The most interesting upcoming shift is not only the speed difference, but simply different cost balance between reads and writes. With modern RAID controllers and modern disks and modern filesystems reads are way more expensive operation from application perspective than writes.

Writes can be merged at application and OS level, buffered at I/O controller level, and even sped up by on-disk volatile cache (NCQ write reordering can give +30% faster random write performance).

Reads have none of that. Of course, there’re caches, but they don’t speed up actual read operations, they just help to avoid them. This leads to very disproportionate amount of caches needed for reads, compared to writes.

Simply, 32GB system with MySQL/InnoDB will be wasting 4GB on mutexes (argh!!..), few more gigs on data dictionary (arghhh #2), and everything else for read caching inside buffer pool. There may be some dirty pages and adaptive hash or insert buffer entries, but they are all there not because systems lack write output capacity, but simply because of braindead InnoDB page flushing policy.
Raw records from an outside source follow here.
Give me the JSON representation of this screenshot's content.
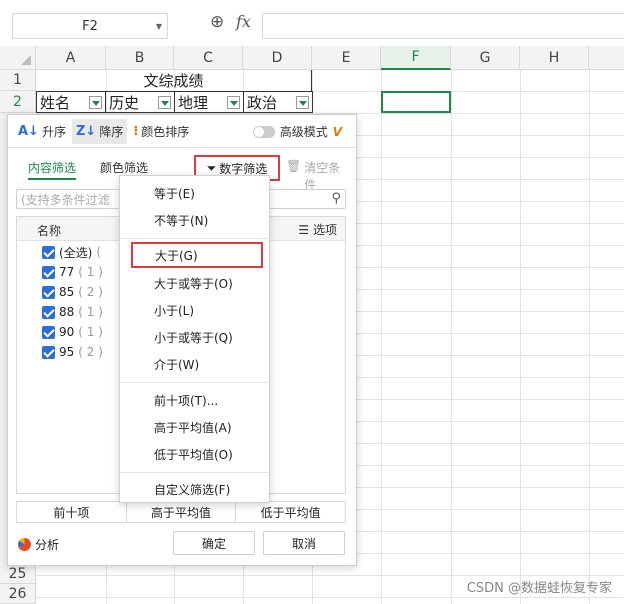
{
  "formula_bar": {
    "name_box": "F2",
    "zoom_icon": "zoom-icon",
    "fx_label": "fx",
    "formula": ""
  },
  "columns": [
    "A",
    "B",
    "C",
    "D",
    "E",
    "F",
    "G",
    "H"
  ],
  "active_column": "F",
  "rows": [
    "1",
    "2",
    "25",
    "26"
  ],
  "sheet": {
    "title": "文综成绩",
    "headers": [
      "姓名",
      "历史",
      "地理",
      "政治"
    ]
  },
  "filter_panel": {
    "sort": {
      "asc": "升序",
      "desc": "降序",
      "color": "颜色排序"
    },
    "advanced_mode": "高级模式",
    "tabs": {
      "content": "内容筛选",
      "color": "颜色筛选",
      "number": "数字筛选",
      "clear": "清空条件"
    },
    "search_placeholder": "(支持多条件过滤",
    "list_header": {
      "name": "名称",
      "options": "选项"
    },
    "items": [
      {
        "label": "(全选)",
        "count": "("
      },
      {
        "label": "77",
        "count": "( 1 )"
      },
      {
        "label": "85",
        "count": "( 2 )"
      },
      {
        "label": "88",
        "count": "( 1 )"
      },
      {
        "label": "90",
        "count": "( 1 )"
      },
      {
        "label": "95",
        "count": "( 2 )"
      }
    ],
    "quick": [
      "前十项",
      "高于平均值",
      "低于平均值"
    ],
    "analyze": "分析",
    "ok": "确定",
    "cancel": "取消"
  },
  "number_menu": {
    "items": [
      "等于(E)",
      "不等于(N)",
      "大于(G)",
      "大于或等于(O)",
      "小于(L)",
      "小于或等于(Q)",
      "介于(W)",
      "前十项(T)...",
      "高于平均值(A)",
      "低于平均值(O)",
      "自定义筛选(F)"
    ],
    "highlighted": "大于(G)"
  },
  "watermark": "CSDN @数据蛙恢复专家"
}
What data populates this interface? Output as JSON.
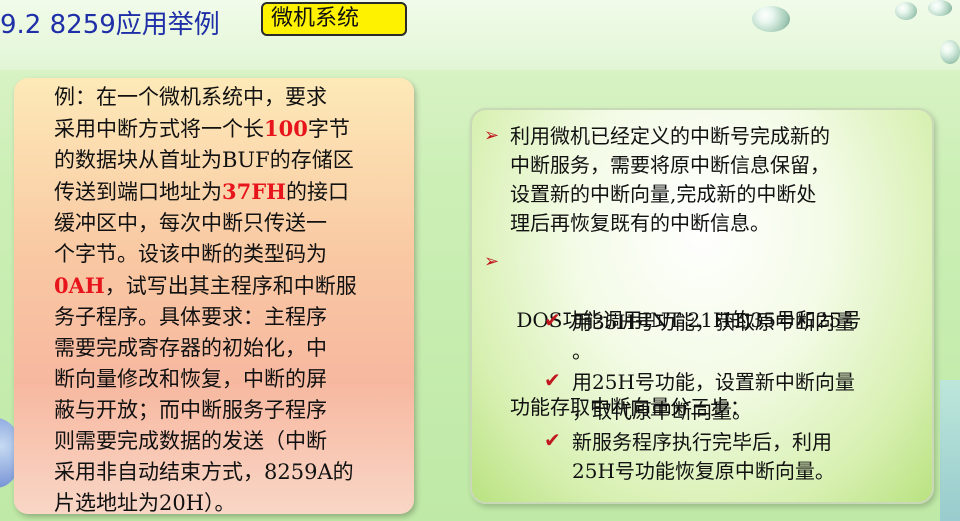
{
  "header": {
    "title": "9.2 8259应用举例",
    "tag": "微机系统"
  },
  "left": {
    "lines": [
      [
        {
          "t": "例：在一个微机系统中，要求"
        }
      ],
      [
        {
          "t": "采用中断方式将一个长"
        },
        {
          "t": "100",
          "red": true
        },
        {
          "t": "字节"
        }
      ],
      [
        {
          "t": "的数据块从首址为BUF的存储区"
        }
      ],
      [
        {
          "t": "传送到端口地址为"
        },
        {
          "t": "37FH",
          "red": true
        },
        {
          "t": "的接口"
        }
      ],
      [
        {
          "t": "缓冲区中，每次中断只传送一"
        }
      ],
      [
        {
          "t": "个字节。设该中断的类型码为"
        }
      ],
      [
        {
          "t": "0AH",
          "red": true
        },
        {
          "t": "，试写出其主程序和中断服"
        }
      ],
      [
        {
          "t": "务子程序。具体要求：主程序"
        }
      ],
      [
        {
          "t": "需要完成寄存器的初始化，中"
        }
      ],
      [
        {
          "t": "断向量修改和恢复，中断的屏"
        }
      ],
      [
        {
          "t": "蔽与开放；而中断服务子程序"
        }
      ],
      [
        {
          "t": "则需要完成数据的发送（中断"
        }
      ],
      [
        {
          "t": "采用非自动结束方式，8259A的"
        }
      ],
      [
        {
          "t": "片选地址为20H）。"
        }
      ]
    ]
  },
  "right": {
    "bullet1": {
      "icon": "arrow-bullet-icon",
      "lines": [
        "利用微机已经定义的中断号完成新的",
        "中断服务，需要将原中断信息保留，",
        "设置新的中断向量,完成新的中断处",
        "理后再恢复既有的中断信息。"
      ]
    },
    "bullet2": {
      "icon": "arrow-bullet-icon",
      "lines": [
        " DOS功能调用INT 21H的35号和25号",
        "功能存取中断向量分三步："
      ]
    },
    "steps": [
      {
        "icon": "checkmark-icon",
        "lines": [
          "用35H号功能，获取原中断向量",
          "。"
        ]
      },
      {
        "icon": "checkmark-icon",
        "lines": [
          "用25H号功能，设置新中断向量",
          "，取代原中断向量。"
        ]
      },
      {
        "icon": "checkmark-icon",
        "lines": [
          "新服务程序执行完毕后，利用",
          "25H号功能恢复原中断向量。"
        ]
      }
    ]
  },
  "colors": {
    "title": "#1f2fa8",
    "tag_bg": "#fff200",
    "highlight": "#e8141c",
    "bullet": "#c0181e"
  }
}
Also, database write performance is mostly impacted not because of actual underlying write speed, but simply because every write has to read from multiple scattered places to actually find what needs to be changed.

This is where SSDs matter – they will have same satisfactory write performance (and fixes for InnoDB are out there ;-) – but the read performance will be satisfactory (uhm, much much better) too.

What this would mean for MySQL use:

  • Buffer pool, key cache, read-ahead buffers – all gone (or drastically reduced).
  • Data locality wouldn’t matter that much anymore either, covering indexes would provide just double performance, rather than up to 100x speed increase.
  • Re-reading data may be cheaper, than including it in various temporary sorting and grouping structures
  • RAIDs no longer needed (?), though RAM-backed write-behind caching would still be necessary
  • Log-based storage designs like PBXT will make much more sense
  • Complex data flushing logic like inside InnoDB’s will not be useful anymore (one can say, it is useless already ;-) – and straightforward methods such as in Maria are welcome again.

Probably the happiest camp out there are PostgreSQL people – data locality issues were plaguing their performance most, and it is strong side of InnoDB. On the other hand, MySQL has pluggable engine support, so it may be way easier to produce SSD versions for anything we have now, or just use new ones (hello, Maria!).

Still, there is quite some work to adapt to the new storage model, and judging by the fact how InnoDB works with modern rotational media, we will need some very strong push to adapt it for the new stuff.

You can sense the futility of any work done to optimize for rotation – all the “make reads fast” techniques will end up resolved at hardware layer, and the human isn’t needed anymore (nor all these servers with lots of memory and lots of spindles).

On XFS write barriers

I’m very naive, when I have to trust software. I just can’t believe a filesystem may have a tunable that makes it 20x faster (or rather, doesn’t make it 20x slower). I expect it to work out of the box. So, I was pondering, why in my testing XFS on LVM flushes data ~20x faster than on a box where it talks directly to device. Though I have noticed some warnings before, people on #xfs pointed out that LVM doesn’t support write barriers.

So, as I had no idea what write barriers are, had to read up a bit on that. There is a very nice phrase in there regarding battery-backed write-behind caching:

Using write barriers in this instance is not warranted and will in fact lower performance. Therefore, it is recommended to turn off the barrier support and mount the filesystem with “nobarrier”.

No shit, 20x lower performance :) As usually, I was not the only one to spot that..

So, I just ran this:

mount -o remount,nobarrier /a

And InnoDB flushed pages at 80MB/s instead of 4MB/s.

Update (2009/03): 2.6.29 kernel will support write barriers for LVM too – so XFS performance degradation is very much expected at very very wide scope. Also ext4 uses write barriers by default too. This thing is getting huge.

How did the Sunday go?

Yesterday Europe switched the daylight saving time. Though for most people thats a great change (you can sleep one hour longer, you’re not late for one day in whole year, etc), thats a data nightmare…

  • Same time happens twice
  • Time is not sequential value
  • Criteria for time gets fuzzy

So, if you are using local time, instead of UTC, your data may hit unique constraints (if anyone has unique constraints on datetimes, of course ;-), or simply you won’t be able to detect which moment of time it refers to (bad for audit trails!)

The fun part within MySQL is that DATETIME is time-zone agnostic (it just stores presentation values), whereas TIMESTAMP is not (it stores data in UTC and presents it based on session timezone), so the behaviors for these will be different.

How different? DATETIME will just have non-sequential lossy information, and TIMESTAMP will have… depends. If implicit TIMESTAMP default values are used, it will have correct UTC-based data. If NOW() or literals are inserted, that will provide with lossy presentation-time based values. In order for database to actually understand what literal value means, it would ned an offset included (“hh:mm:ss+hhmm”) in the string (though MySQL currently does not support this notation). NOW() behavior is probably a bug.

Storing time correctly opens another can of worms – user-provided time criteria cannot be converted into UTC, and therefore a lossy match is done. To complicate things even more, as indexes are in sequential time, but data matching is done based on non-sequential time, data returned will be different based on data access method (see Bug#38455).

So, the elegant fix for timezone support inside MySQL would be extending the presentation/literal format to support specified offsets, fixing datetime/timestamp code in multiple places – and that would quite some work to fix one hour per year.

Timezone support is my old interest, there’s lots of complexity and different implications, but most of people just don’t get to that – and may lose their data consistency.

So, how did your Sunday go?